In Fenggang County, the program hired women from local villages with a high school diploma. Different levels of training are offered to staff based on their experience and skills, including visiting a family with left-behind children, communicating with children, organizing activities, giving feedback, designing programs and taking responsibility for individual cases.

In addition to training members of staff at each program location, CFPA will also establish a children’s home at each site with at least 20 square meters of indoor space and 80 square meters of outdoor space. Currently, there are 20 such homes at locations in Fenggang County. Each of the homes is open for at least 16 hours per week, rising to 32 hours during the summer and winter breaks.

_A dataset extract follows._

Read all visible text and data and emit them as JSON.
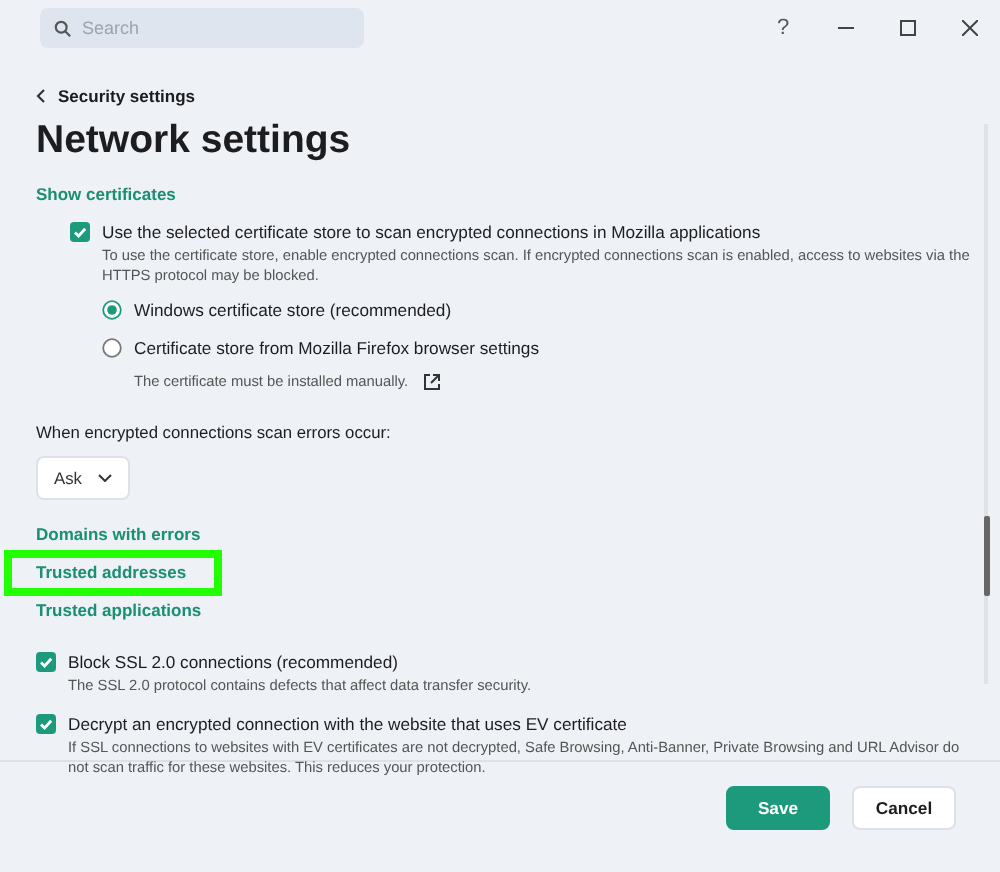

Each month, the staff “mums” get together to report progress, give feedback on their work at each location and discuss problems they have encountered over the past month. In general, when problems arise staff will ask for help from each county’s social affairs office. However, when the office can’t offer assistance, they will report their issue to CFPA and get support from the foundation.

Funding for the program comes from different sources. CFPA gives each program location 50,000 yuan ($7,748) for paying wages, building new facilities, holding events, paying for technical support, offering staff training, supervising programs and monitoring. Local or provincial departments of civil affairs and village committees provide funding to cover the facilities at children’s homes, as well as providing money for bills. Meanwhile, since 2018, Mums Accompanying Children has become a charitable program supported by Alibaba. As of July this year, the program had received 130 million yuan in funds, including 23.46 million yuan from local governments.

Staff from the program have noticed the difference they have made over the past six years. When the program was first launched, they often encountered resistance from local families.

“The parents thought we were thieves,” said Ou Lanlan, one of the program staff. Children were also reluctant to meet them and sometimes would lock themselves in their rooms. But as time went by, they began to open up and share their stories with the staff, as well taking part in the activities at the children’s homes.

The staff also helped children who have had little communication with their biological parents to improve their relationships. One 11-year-old boy who lost his father in an accident became obsessed with using his cell phone and had little communication with his mother, who worked in another city. Wang Qinmei, one of the program’s “mums”, made a sustained effort to communicate with the boy, as well as his family and teachers. Her efforts paid off and his attitude started to change.

“He has become closer to his family and now treats me as a friend. He will also share things with me that he doesn’t want to talk to his family about,” Wang said.